Oui, vis-à-vis de l’accès à la nudité, on observe une recrudescence des “nudes”, c’est-à-dire de photos dénudées que les jeunes s’envoient pour se séduire, puis du “revenge porn”, ces photos ou vidéos suggestives de leur « ex », qu’ils publient aux yeux de tous, généralement après une rupture.

Avez-vous recensé des cas d’addiction ?

Il n’y a pas de cas d’addiction à proprement parler pour les élèves des collèges et des écoles primaires. Mais, parmi les jeunes âgés de 18 à 20 ans, en revanche, certains nous expliquent clairement que le fait d’être accro au porno a provoqué un trouble dans leur sexualité. Ils n’y trouvent plus d’intérêt, ni de plaisir, car ils ont constamment besoin de retrouver les excès liés à la pornographie. Or, cela détruit le lien qu’ils ont pu tisser avec quelqu’un.

Comment aider les parents dépassés par ce phénomène ?

Action innocence est à l’écoute des parents démunis. Il existe aussi des sites Internet d’éducation sexuelle qui permettent d’accompagner les enfants. En France, je pense au site numérique.laligue.org, qui est très bien fait.
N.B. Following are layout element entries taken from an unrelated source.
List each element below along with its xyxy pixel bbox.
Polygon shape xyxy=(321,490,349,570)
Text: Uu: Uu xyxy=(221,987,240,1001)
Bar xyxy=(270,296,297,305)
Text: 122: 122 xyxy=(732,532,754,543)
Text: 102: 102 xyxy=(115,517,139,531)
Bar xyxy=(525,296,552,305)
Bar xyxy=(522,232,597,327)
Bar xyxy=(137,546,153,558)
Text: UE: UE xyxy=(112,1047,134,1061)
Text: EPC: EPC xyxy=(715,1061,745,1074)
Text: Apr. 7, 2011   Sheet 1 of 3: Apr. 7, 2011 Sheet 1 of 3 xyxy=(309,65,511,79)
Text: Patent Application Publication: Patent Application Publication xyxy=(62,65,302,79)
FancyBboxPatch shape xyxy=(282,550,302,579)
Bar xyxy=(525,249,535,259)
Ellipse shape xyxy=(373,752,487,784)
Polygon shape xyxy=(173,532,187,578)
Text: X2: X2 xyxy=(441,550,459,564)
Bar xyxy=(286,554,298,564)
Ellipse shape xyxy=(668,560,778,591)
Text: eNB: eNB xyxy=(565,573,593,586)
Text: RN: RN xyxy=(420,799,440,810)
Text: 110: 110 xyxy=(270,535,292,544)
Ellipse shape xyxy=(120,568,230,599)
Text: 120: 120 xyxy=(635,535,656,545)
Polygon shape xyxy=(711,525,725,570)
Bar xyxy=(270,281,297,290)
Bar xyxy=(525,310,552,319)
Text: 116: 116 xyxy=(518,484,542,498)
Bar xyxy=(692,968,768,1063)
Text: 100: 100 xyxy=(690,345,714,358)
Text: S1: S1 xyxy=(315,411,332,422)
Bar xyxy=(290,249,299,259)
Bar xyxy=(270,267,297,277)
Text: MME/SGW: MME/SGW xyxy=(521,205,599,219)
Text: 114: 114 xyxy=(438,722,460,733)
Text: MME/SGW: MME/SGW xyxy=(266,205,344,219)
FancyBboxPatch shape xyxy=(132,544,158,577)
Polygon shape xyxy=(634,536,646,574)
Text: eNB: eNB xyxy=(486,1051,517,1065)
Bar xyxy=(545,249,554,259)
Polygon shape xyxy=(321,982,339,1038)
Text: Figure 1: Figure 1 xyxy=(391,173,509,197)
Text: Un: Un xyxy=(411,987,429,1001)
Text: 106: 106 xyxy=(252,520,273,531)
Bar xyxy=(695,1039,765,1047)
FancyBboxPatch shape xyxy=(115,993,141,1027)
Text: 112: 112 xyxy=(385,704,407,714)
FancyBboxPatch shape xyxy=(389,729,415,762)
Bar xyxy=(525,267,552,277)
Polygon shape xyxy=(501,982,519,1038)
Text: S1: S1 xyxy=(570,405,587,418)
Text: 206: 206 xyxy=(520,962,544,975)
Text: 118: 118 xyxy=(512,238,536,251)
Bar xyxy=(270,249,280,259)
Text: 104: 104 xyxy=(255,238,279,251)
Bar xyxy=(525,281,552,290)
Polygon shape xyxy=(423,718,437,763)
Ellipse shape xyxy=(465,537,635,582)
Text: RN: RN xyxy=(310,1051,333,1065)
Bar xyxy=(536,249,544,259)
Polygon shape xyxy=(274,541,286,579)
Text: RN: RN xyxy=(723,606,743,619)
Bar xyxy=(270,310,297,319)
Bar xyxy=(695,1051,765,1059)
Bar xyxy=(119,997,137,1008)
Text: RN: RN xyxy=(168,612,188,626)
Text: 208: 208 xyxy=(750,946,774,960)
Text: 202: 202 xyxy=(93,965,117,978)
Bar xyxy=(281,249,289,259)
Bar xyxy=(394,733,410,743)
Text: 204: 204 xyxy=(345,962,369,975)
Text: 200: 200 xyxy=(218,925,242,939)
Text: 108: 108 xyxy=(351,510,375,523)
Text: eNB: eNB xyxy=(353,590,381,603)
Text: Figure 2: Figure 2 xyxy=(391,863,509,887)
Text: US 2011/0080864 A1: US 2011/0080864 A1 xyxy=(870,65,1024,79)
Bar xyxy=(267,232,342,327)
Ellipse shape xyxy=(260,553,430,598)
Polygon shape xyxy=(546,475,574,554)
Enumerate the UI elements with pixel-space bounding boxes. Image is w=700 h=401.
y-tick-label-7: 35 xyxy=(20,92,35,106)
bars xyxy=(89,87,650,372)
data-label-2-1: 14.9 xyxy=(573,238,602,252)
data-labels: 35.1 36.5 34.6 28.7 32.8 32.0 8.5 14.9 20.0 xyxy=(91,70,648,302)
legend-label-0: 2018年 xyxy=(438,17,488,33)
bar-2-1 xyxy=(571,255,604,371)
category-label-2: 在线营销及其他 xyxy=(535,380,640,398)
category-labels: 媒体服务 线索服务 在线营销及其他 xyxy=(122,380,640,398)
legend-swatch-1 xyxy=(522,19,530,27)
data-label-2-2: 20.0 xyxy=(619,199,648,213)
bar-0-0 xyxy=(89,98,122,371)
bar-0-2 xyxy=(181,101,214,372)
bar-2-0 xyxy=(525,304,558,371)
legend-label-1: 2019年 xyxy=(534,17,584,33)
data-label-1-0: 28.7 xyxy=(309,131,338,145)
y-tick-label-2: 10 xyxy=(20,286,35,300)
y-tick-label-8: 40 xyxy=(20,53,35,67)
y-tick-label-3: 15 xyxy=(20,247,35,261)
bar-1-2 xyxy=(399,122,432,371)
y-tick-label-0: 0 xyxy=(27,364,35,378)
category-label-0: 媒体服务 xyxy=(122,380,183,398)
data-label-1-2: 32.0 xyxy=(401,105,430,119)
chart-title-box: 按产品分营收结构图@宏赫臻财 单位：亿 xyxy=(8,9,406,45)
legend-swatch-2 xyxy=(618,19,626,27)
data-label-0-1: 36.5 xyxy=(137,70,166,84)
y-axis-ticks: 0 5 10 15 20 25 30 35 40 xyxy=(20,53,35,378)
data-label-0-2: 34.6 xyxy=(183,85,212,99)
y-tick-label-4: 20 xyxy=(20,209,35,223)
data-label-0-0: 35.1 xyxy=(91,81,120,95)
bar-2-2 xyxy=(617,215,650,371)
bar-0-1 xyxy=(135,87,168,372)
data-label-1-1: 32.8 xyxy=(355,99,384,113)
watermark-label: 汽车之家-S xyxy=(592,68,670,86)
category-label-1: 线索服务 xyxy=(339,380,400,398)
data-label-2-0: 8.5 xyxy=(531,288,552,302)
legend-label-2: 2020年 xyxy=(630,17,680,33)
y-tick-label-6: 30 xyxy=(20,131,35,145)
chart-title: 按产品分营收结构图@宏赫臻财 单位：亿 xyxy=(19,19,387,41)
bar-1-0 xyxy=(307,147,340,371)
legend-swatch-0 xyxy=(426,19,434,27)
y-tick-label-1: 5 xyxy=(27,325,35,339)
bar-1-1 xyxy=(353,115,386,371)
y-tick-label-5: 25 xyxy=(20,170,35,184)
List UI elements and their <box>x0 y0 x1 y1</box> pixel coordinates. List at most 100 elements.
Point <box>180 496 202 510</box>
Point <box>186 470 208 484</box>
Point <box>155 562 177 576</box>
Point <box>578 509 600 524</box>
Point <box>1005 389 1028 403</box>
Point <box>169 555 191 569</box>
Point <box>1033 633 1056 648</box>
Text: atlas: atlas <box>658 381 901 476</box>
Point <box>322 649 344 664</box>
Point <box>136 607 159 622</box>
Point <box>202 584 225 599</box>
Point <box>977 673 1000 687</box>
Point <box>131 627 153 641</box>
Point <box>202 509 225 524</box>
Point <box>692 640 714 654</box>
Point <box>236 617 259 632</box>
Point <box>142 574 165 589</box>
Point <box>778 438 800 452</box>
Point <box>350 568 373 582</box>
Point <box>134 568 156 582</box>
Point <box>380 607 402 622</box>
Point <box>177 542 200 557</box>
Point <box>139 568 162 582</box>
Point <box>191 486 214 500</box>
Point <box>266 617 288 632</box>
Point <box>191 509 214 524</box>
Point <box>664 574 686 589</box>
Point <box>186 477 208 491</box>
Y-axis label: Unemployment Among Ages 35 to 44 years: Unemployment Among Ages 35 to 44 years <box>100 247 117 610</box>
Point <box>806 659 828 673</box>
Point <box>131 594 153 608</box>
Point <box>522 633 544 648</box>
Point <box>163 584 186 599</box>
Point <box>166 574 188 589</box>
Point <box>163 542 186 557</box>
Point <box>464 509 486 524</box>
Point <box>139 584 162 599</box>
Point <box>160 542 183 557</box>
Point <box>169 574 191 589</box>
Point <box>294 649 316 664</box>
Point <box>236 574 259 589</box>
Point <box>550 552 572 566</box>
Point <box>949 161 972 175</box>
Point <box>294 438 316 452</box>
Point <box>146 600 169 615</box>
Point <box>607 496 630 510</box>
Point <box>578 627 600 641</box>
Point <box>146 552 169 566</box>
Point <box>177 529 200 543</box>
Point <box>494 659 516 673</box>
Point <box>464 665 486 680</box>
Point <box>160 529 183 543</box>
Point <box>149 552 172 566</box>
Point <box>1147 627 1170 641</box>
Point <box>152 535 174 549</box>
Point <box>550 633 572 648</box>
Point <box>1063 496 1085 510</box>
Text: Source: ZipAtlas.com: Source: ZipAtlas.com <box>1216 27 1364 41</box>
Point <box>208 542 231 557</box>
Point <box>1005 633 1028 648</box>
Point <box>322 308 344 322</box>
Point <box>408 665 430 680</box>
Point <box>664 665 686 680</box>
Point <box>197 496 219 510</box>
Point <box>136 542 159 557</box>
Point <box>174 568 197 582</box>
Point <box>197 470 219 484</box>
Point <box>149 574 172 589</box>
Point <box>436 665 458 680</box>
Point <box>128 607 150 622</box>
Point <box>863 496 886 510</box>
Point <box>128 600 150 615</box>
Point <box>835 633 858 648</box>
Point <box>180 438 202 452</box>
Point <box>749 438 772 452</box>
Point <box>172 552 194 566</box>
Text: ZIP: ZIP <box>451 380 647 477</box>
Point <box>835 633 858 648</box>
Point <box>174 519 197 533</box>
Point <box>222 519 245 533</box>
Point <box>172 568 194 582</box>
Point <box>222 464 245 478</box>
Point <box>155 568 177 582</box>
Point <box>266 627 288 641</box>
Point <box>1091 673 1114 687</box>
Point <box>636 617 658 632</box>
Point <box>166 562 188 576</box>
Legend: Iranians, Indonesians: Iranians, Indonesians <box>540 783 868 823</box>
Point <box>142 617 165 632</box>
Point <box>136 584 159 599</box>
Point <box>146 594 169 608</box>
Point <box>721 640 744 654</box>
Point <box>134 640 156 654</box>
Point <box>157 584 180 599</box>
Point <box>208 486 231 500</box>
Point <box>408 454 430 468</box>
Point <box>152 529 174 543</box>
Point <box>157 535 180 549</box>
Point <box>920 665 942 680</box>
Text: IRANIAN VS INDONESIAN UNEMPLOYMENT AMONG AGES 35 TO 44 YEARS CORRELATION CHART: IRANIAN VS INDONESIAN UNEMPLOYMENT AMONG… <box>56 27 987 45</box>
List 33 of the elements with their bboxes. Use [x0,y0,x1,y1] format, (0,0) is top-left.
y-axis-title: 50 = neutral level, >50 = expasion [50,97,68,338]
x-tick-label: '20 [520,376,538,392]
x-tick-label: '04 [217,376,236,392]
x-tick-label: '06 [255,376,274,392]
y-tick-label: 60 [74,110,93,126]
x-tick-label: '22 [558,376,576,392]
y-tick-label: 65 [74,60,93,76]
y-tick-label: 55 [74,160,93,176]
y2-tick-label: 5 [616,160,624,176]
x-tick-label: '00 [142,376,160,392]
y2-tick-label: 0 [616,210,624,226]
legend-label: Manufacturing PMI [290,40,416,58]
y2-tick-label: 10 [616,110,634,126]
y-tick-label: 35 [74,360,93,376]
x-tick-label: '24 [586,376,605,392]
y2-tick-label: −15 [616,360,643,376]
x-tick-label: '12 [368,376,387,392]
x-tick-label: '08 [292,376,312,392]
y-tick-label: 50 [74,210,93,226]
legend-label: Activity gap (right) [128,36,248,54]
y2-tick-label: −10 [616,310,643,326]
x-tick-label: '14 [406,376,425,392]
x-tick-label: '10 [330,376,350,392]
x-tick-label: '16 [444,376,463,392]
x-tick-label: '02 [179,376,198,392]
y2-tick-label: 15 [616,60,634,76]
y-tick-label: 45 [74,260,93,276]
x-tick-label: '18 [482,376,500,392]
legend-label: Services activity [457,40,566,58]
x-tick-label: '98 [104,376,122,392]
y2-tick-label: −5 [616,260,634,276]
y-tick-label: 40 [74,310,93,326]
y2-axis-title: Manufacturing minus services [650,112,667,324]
Nous organisons également des web conférences, avec des questions ouvertes pour les parents (1).

Il faut donc réussir à dépasser le blocage sur ce sujet ?

C’est primordial en effet, car c’est une erreur que de ne pas en parler. Le risque est de voir ces jeunes devenir ensuite de jeunes adultes incapables d’avancer dans une relation constante et épanouie avec leur partenaire. Lorsque cela est nécessaire, il ne faut pas hésiter, non plus, à en parler avec un psychologue.

1) Prochaine webconférence sur Zoom, le mardi 27 septembre 2022, à 18h30. Le thème sera : « Quels outils pour gérer le « non » dans l’encadrement de la pratique des écrans ? ». Inscriptions sur ce lien Internet : https://us02web.zoom.us/meeting/register/tZAkf-yrpjMjG9CiqAw0Z2tv-FncWgVPrJlM.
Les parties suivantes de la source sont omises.